Les centres de la petite enfance (CPE) ont été mis en place au Québec dans la foulée du rapport de Camil Bouchard Un Québec fou de ses enfants (Bouchard, 1991). Il est de plus en plus démontré que la fréquentation d’établissements comme les CPE peut contribuer à diminuer les impacts négatifs d’environnements familiaux défavorables (Berry et coll., 2016). En suivant finement des nourrissons de mères déprimées, il a été observé que l’exposition aux CPE était associée à des taux plus faibles de problèmes émotionnels et de retrait social chez les enfants (Herba et coll., 2013). Ce phénomène semble attribuable à la réduction de l’exposition aux déficits d’attachement, lesquels modifient par voies épigénétiques la réactivité au stress et augmentent le risque de troubles mentaux (Turecki et Brent, 2016). En 2012, l’enquête de Statistiques Canada sur la santé mentale et le bien-être a montré une diminution d’abus dans l’enfance chez les 18-30 ans par rapport aux générations plus âgées (Ligier et coll., 2019). Bien que l’impact des CPE sur la diminution des abus reste encore à démontrer, l’association entre les abus et le suicide a, pour sa part, été clairement établie. Les études montrent que les abus dans l’enfance sont associés à 25-50 % de la fraction populationnelle attribuable pour les troubles mentaux, les dépendances et les tentatives de suicide (Afifi et coll., 2008). Les audits des cas de suicide montrent d’ailleurs des abus dans l’enfance chez la majorité des enfants et jeunes adultes décédés par suicide (Mérelle et coll., 2020 ; Séguin et coll., 2011).

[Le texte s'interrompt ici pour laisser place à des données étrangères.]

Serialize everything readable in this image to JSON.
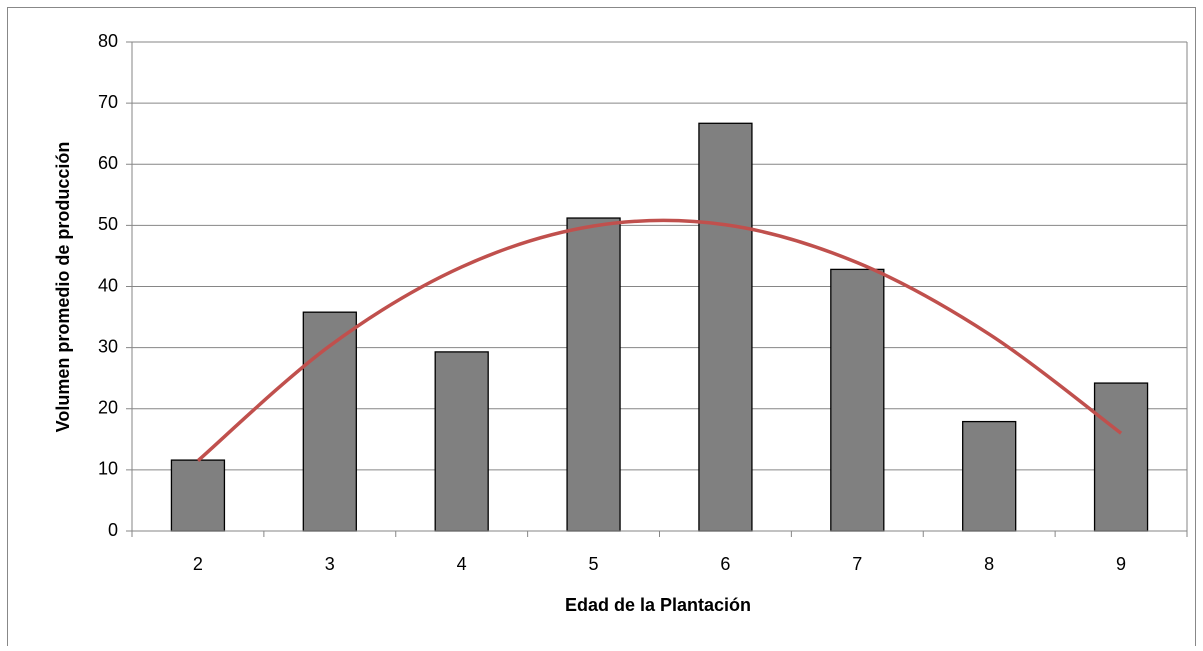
{
  "chart_data": {
    "type": "bar",
    "x_label": "Edad de la Plantación",
    "y_label": "Volumen promedio de producción",
    "categories": [
      "2",
      "3",
      "4",
      "5",
      "6",
      "7",
      "8",
      "9"
    ],
    "values": [
      11.6,
      35.8,
      29.3,
      51.2,
      66.7,
      42.8,
      17.9,
      24.2
    ],
    "color": "#808080",
    "trendline": {
      "color": "#c0504d",
      "values": [
        11.5,
        30.3,
        43.2,
        49.9,
        50.1,
        43.9,
        32.2,
        16
      ]
    },
    "ylim": [
      0,
      80
    ],
    "yticks": [
      0,
      10,
      20,
      30,
      40,
      50,
      60,
      70,
      80
    ],
    "grid": true
  }
}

Les stratégies populationnelles de santé publique évoquées rendent compte de la complexité du changement socioculturel survenu au Québec dans les dernières années et ayant conduit à une réduction importante du suicide chez les jeunes. De ces stratégies émergent des éléments centraux tels que l’éducation des adolescents, les politiques sociales, la formation des intervenants psychosociaux, les interventions des médecins de première ligne et le rôle du coroner dans l’identification des déficits du système de santé et des services sociaux. L’importance de la collaboration entre le secteur social et celui de la santé a pu être mise en lumière de même que l’amélioration de la résilience des nouvelles générations. Mentionnons finalement le rôle des familles indignées qui sont sorties de l’ombre de la honte et du stigma associés à la santé mentale pour dénoncer les faiblesses du système. Certaines de ces stratégies se doivent d’être mieux étudiées afin d’établir, en contexte québécois, leur fraction populationnelle attribuable à la diminution des taux de suicide et leurs coûts-bénéfices en situation réelle. L’agenda de recherche en santé publique se doit aussi d’approfondir ces mécanismes et de rester ouvert aux découvertes tant des disciplines des sciences humaines que de celles des sciences de la santé.